Oh, they'll still cut through wood alright, like butter, but only
when they’re attached to a rotating 5,000 rpm electric saw.
But when you try to use’em as a handsaw... they suck! So
watch out or you could get stuck with a piece of s---. Or you
could get your money’s worth by buying the same type used
by US Army Special Forces, Rangers and the British SAS and other
NATO/Allied Forces - the one that comes with my SOS Survival Kits. |
I
BS you NOT! If you were to buy these same or similar
items that come with survival kits tsomewhere else, I guarantee
you would spend almost twice the amount when you add in the
shipping & handling costs.
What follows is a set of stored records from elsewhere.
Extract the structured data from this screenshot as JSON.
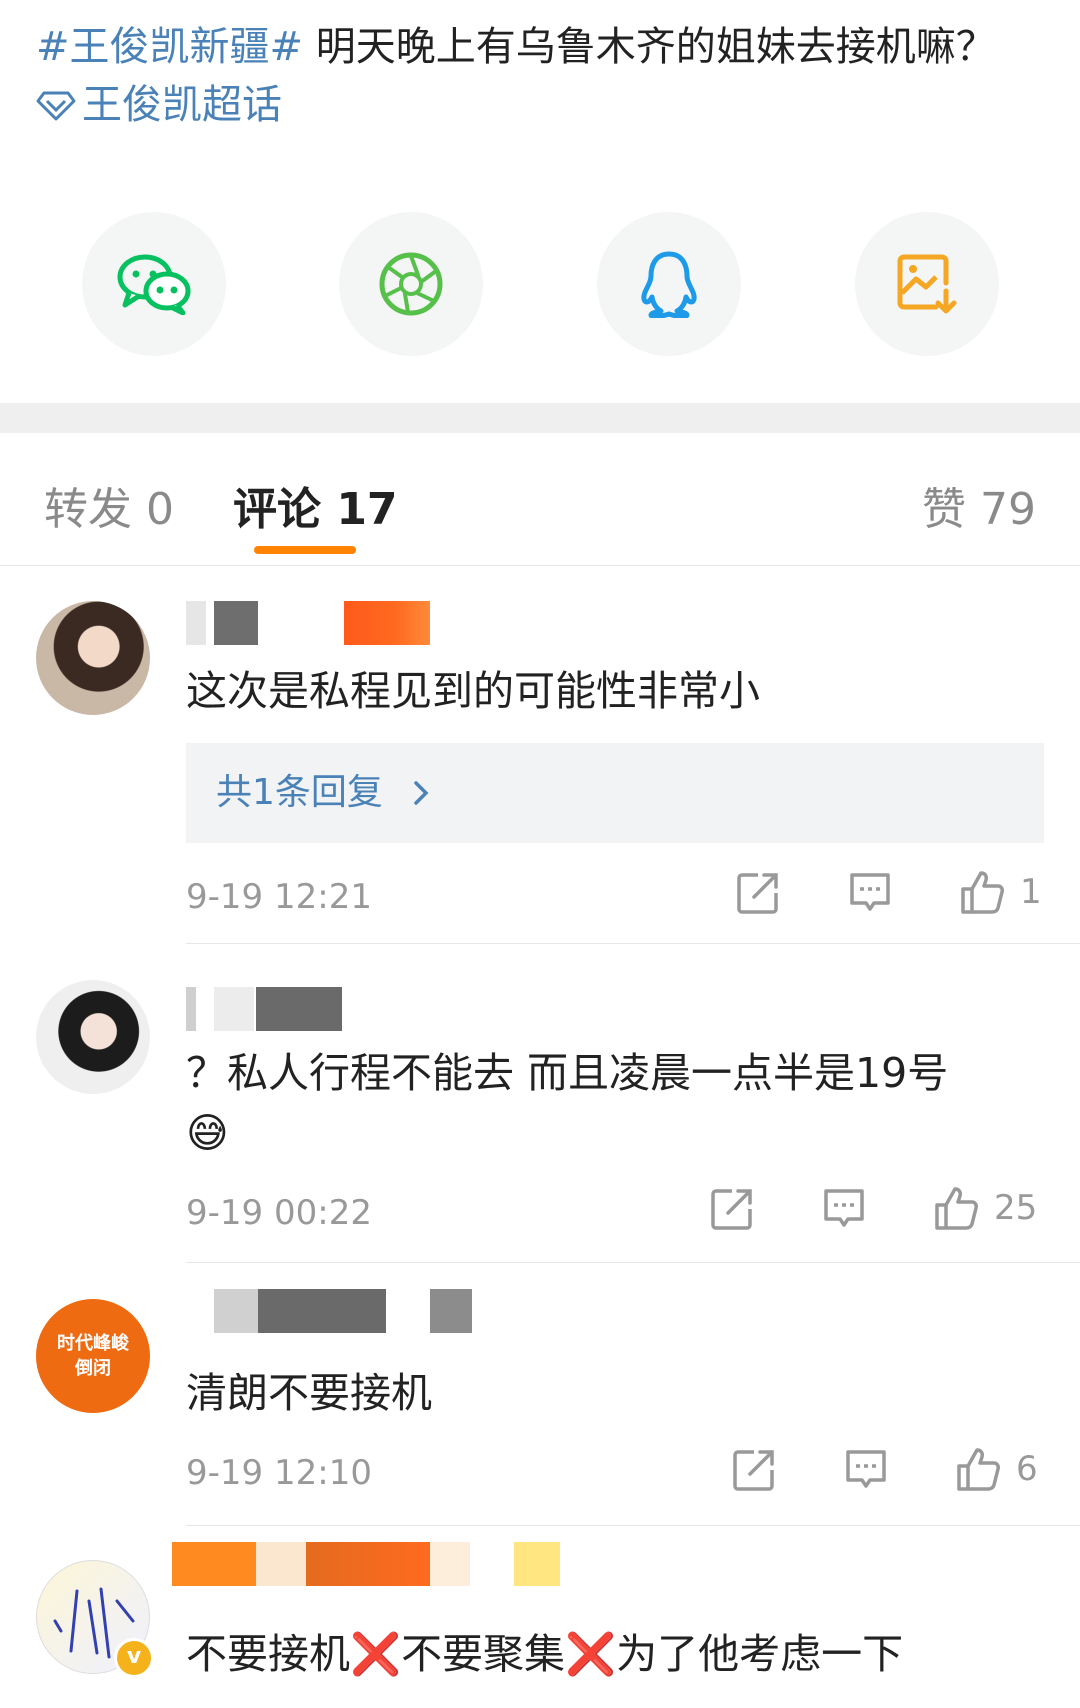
{
  "post": {
    "hashtag": "#王俊凯新疆#",
    "text": " 明天晚上有乌鲁木齐的姐妹去接机嘛？",
    "topic_label": "王俊凯超话"
  },
  "share": [
    {
      "icon": "wechat-icon",
      "color": "#07c160"
    },
    {
      "icon": "moments-icon",
      "color": "#56c04a"
    },
    {
      "icon": "qq-icon",
      "color": "#1e9be8"
    },
    {
      "icon": "save-image-icon",
      "color": "#f5a623"
    }
  ],
  "tabs": {
    "repost": "转发 0",
    "comments": "评论 17",
    "likes": "赞 79",
    "accent": "#ff8200"
  },
  "comments": [
    {
      "text": "这次是私程见到的可能性非常小",
      "reply_label": "共1条回复",
      "time": "9-19 12:21",
      "likes": "1"
    },
    {
      "text": "？私人行程不能去 而且凌晨一点半是19号",
      "emoji": "😅",
      "time": "9-19 00:22",
      "likes": "25"
    },
    {
      "avatar_text_1": "时代峰峻",
      "avatar_text_2": "倒闭",
      "text": "清朗不要接机",
      "time": "9-19 12:10",
      "likes": "6"
    },
    {
      "text_part1": "不要接机",
      "text_part2": "不要聚集",
      "text_part3": "为了他考虑一下",
      "cross": "❌",
      "badge": "v"
    }
  ]
}
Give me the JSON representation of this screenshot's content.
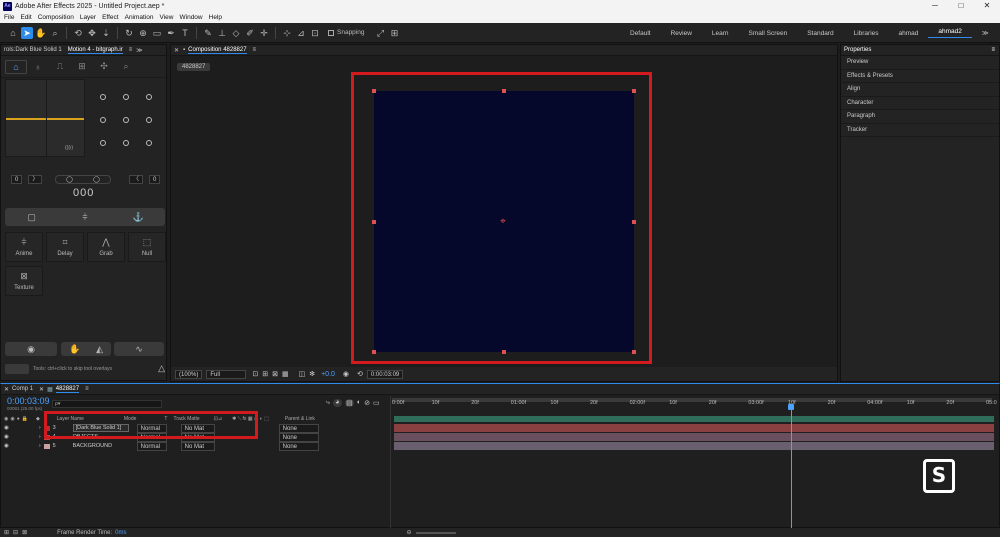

Wanna bet? Don't believe me?
Then shop around and see for yourself. The average price that
I found these same or similar items selling somewhere else:
wire saw - $10.00, magnesium & flint fire starter - $8.00,
good small compass - $5.00, signal mirror $5.00, LED flashlight
- $5.00, serrated folding knife - $5.00, and Tornado whistle
- $5.00. Again, NOT including shipping & handling!
Think
you can still find these same or similar items selling
cheaper somewhere else? Hey, no problem, go ahead and try. If
you do and you can prove it by showing me where, I'll not only
match that other seller's price but I'll give you a further
discount. How's that? As Howie Mandell would say "DEAL
or NO DEAL?"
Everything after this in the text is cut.